Berlin : Kein Recycling unter dieser Nummer Wohin mit den alten Telefonbüchern auf CDs?

Stefan Jacobs

Seit einigen Tagen gibt es die neuen Telefonbücher und die Gelben Seiten – selbstverständlich auch auf Compact Disc. Und fast ebenso selbstverständlich werden die alten Scheiben weggeworfen. Die Postler in der Filiale am Potsdamer Platz zuckten auch am Freitag noch mit den Schultern, wenn Kunden nach Recycling fragen. Und das, obwohl die für die Telefonbücher verantwortliche Telekom-Tochter DeTeMedien – auf Tagesspiegel-Recherchen hin – die Berliner Postfilialen anwies, die CDs zum Recycling zurückzunehmen. Doch das hat sich offenbar weder zu den Postschaltern noch zur Privatkunden-Hotline der Telekom herumgesprochen. Auch in der Pressestelle der Post hieß es spontan: „Die CDs sind so klein, die entsorgt jeder für sich.“ Etwa 16 Gramm wiegt eine CD. Macht bei einer Auflage von zweimal 500 000 Exemplaren allein in Berlin 16 Tonnen Müll.

Dabei ließe sich der Berg sogar zu Geld machen. Verwertungsunternehmen kratzen Aufkleber, Farbe und die hauchdünne Aluminiumschicht von den Silberlingen, so dass wertvolles Polycarbonat übrig bleibt. Aus dem wärmeresistenten Kunststoff lassen sich etwa Stecker und Lampengehäuse, ja sogar Schallschutzwände und transparente Dächer herstellen.

Beim fehlenden Recycling steht die Post nicht allein da. Auch die Frau beim Mitgliederservice des Internet-Providers und CD-Massenverteilers AOL hat „keine Ahnung“ von Entsorgungsmöglichkeiten und fügt hinzu, dass sie privat ihre CDs in die Gelbe Tonne werfe. Doch da gehören sie nicht hin.
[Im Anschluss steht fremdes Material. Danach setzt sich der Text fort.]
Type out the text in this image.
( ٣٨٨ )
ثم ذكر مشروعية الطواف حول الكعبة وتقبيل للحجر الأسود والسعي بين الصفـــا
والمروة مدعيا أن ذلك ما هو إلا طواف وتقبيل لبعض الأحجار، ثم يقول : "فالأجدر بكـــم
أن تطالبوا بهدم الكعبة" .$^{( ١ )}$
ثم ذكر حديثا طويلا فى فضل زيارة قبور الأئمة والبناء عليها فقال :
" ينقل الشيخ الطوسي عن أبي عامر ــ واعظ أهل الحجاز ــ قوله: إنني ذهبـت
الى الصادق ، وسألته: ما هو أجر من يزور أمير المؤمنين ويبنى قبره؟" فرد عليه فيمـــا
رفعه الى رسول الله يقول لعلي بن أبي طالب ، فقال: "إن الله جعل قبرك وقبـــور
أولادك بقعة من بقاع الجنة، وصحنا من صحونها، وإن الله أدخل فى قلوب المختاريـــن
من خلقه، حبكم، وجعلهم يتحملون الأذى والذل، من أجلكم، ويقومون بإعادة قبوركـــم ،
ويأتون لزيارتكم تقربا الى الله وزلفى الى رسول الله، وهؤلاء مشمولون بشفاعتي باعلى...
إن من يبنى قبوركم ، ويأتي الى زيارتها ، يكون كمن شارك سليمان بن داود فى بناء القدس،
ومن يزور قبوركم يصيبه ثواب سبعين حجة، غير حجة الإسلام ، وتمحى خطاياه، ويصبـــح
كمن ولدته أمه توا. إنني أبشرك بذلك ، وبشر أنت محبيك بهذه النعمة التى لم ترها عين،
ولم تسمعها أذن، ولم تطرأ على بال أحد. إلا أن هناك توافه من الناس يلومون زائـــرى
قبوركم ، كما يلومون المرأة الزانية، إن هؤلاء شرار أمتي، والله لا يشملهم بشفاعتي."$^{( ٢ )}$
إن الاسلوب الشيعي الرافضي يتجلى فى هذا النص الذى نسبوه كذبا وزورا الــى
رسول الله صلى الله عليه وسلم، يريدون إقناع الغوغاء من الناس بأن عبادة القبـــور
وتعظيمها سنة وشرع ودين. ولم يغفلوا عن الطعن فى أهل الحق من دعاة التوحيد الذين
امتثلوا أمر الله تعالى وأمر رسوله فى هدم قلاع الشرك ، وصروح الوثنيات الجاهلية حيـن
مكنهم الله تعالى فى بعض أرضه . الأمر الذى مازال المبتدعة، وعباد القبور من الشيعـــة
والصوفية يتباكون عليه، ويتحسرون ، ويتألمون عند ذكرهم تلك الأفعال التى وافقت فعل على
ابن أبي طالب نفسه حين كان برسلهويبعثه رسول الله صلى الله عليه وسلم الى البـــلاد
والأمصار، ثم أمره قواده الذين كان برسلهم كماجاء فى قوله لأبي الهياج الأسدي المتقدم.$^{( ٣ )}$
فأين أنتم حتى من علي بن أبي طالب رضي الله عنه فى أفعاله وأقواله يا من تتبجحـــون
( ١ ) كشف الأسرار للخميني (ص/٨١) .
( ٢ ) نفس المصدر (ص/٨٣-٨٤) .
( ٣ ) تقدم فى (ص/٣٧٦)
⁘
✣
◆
In der Pressestelle von AOL gibt es die Auskunft, dass die Leute ungefähr fünf Prozent der verteilten Silberscheiben zurückschickten. Das geht bei AOL immerhin portofrei: CD in die Hülle, Anschrift drauf und ab in den Briefkasten.

Thomas Klöckner, Sprecher der Berliner Stadtreinigung, verweist auf Sammelboxen auf jedem der 15 Recyclinghöfe in der Stadt. 680 Kilogramm alte CDs seien hier 2003 gesammelt und einer Recyclingfirma überlassen worden . Es gibt nur eine Hand voll solcher Unternehmen in Deutschland. In Berlin recycelt allein die Firma PAV in Marienfelde CDs. Die Anlage sei nicht ausgelastet, sagt Geschäftsführer Hans-Joachim Brauer: „Weil keiner weiß, dass man CDs zurückgeben sollte. Und weil sich jeder drückt, solange er kann.“ Der Vorwurf geht vor allem an die Elektronikmärkte. Vergeblich wollte Brauer die Geschäfte für eine Sammelbox – ähnlich der längst vorgeschriebenen Batterie-Kiste – erwärmen. Eine Ausnahme ist die Computer-Fachmarktkette Vobis, die alte CDs in ihren Filialen zurücknimmt. Sonst bleibt bisher nur der Weg zum Recyclinghof.